In a high case, Pirie reaches something close to 15,000 tons per year in the early 2030s with steady feed and tight environmental control. Hobart locks in residue agreements that support a visible germanium and indium program. Canada and Europe expand their nodes. In that world, buyers have credible non-China options for two metals that matter to telecoms, imaging and defense.
The practical implications for manufacturers and defense buyers are clear. If a buyer wants stable access to antimony or germanium outside China, it should be ready to sign multi-year offtakes at transparent specifications. It should consider co-funding residue pre-processing where that improves yields, because a small improvement in head grade can make or break a run rate for these metals. It should reward verified low-carbon electricity and credible emissions controls.
My conversation with Gavin Mudd, director of the centre for critical minerals intelligence with the British Geological Survey and ex-pat Australian, frames one more point.
Supply is a policy outcome
Antimony production has fallen since 2010 and the drivers include the now strong internal environmental stance of China, the dominant refiner. That is a reminder that supply is a policy outcome as much as a geological one.
Treating processing assets as strategic infrastructure is consistent with that reality. It does not mean building everything everywhere.

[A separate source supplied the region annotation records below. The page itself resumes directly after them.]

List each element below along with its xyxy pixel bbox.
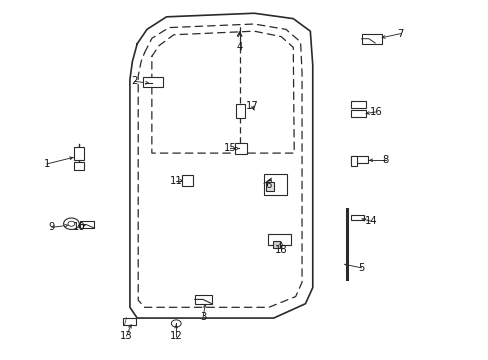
Bar (122, 318, 136, 325)
Bar (264, 174, 287, 195)
Bar (267, 234, 291, 244)
Bar (80, 221, 94, 228)
Bar (361, 34, 381, 44)
Text: 8: 8 (382, 155, 388, 165)
Circle shape (68, 221, 75, 226)
Bar (350, 156, 367, 163)
Text: 7: 7 (397, 29, 403, 39)
Text: 3: 3 (200, 312, 206, 322)
Text: 10: 10 (72, 222, 85, 232)
Bar (143, 77, 162, 87)
Text: 11: 11 (169, 176, 182, 186)
Circle shape (171, 320, 181, 327)
Bar (235, 104, 245, 118)
Text: 4: 4 (236, 42, 242, 52)
Bar (350, 156, 356, 166)
Bar (74, 162, 83, 170)
Text: 9: 9 (49, 222, 55, 232)
Text: 16: 16 (369, 107, 382, 117)
Bar (194, 295, 211, 304)
Circle shape (63, 218, 79, 229)
Bar (350, 110, 366, 117)
Bar (234, 143, 246, 154)
Bar (350, 215, 364, 220)
Bar (74, 147, 83, 160)
Text: 18: 18 (274, 245, 287, 255)
Text: 2: 2 (131, 76, 138, 86)
Text: 15: 15 (223, 143, 236, 153)
Text: 14: 14 (364, 216, 377, 226)
Bar (182, 175, 192, 186)
Bar (350, 101, 366, 108)
Text: 13: 13 (120, 331, 133, 341)
Bar (272, 241, 280, 248)
Bar (266, 182, 273, 191)
Text: 12: 12 (169, 331, 182, 341)
Text: 17: 17 (245, 102, 258, 112)
Text: 1: 1 (44, 159, 50, 169)
Text: 5: 5 (358, 263, 364, 273)
Text: 6: 6 (265, 180, 271, 190)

It means keeping enough nodes alive that a notice in one country does not control the world price for long.
If Chinese controls were relaxed and stayed loose while environmental standards rose, and if allied recycling delivered more volume than expected, the case for large new allied antimony capacity would weaken.
If the Mount Isa chain found a new footing that reduced the need for imported feeds, that would improve the economics for Australian plants but also change residue chemistry. If emissions performance at Port Pirie or Hobart fell short of community expectations, the social license would erode and the risk profile would change.
For now, the move is a practical response to a narrow but important bottleneck. The costs are visible. The benefits show up in lower risk for sectors that matter to decarbonization and national security.
Success will look like a steady pilot at Port Pirie that graduates to reliable antimony output, a germanium line at Hobart that meets spec at a few hundred kilograms per week and scales from there, air and water numbers that hold steady or improve, a power contract that keeps unit costs predictable, and buyers that commit to real volumes.
If Australia hits those marks, it will have taken a useful step in rebuilding resilient processing capacity at a scale that fits the problem.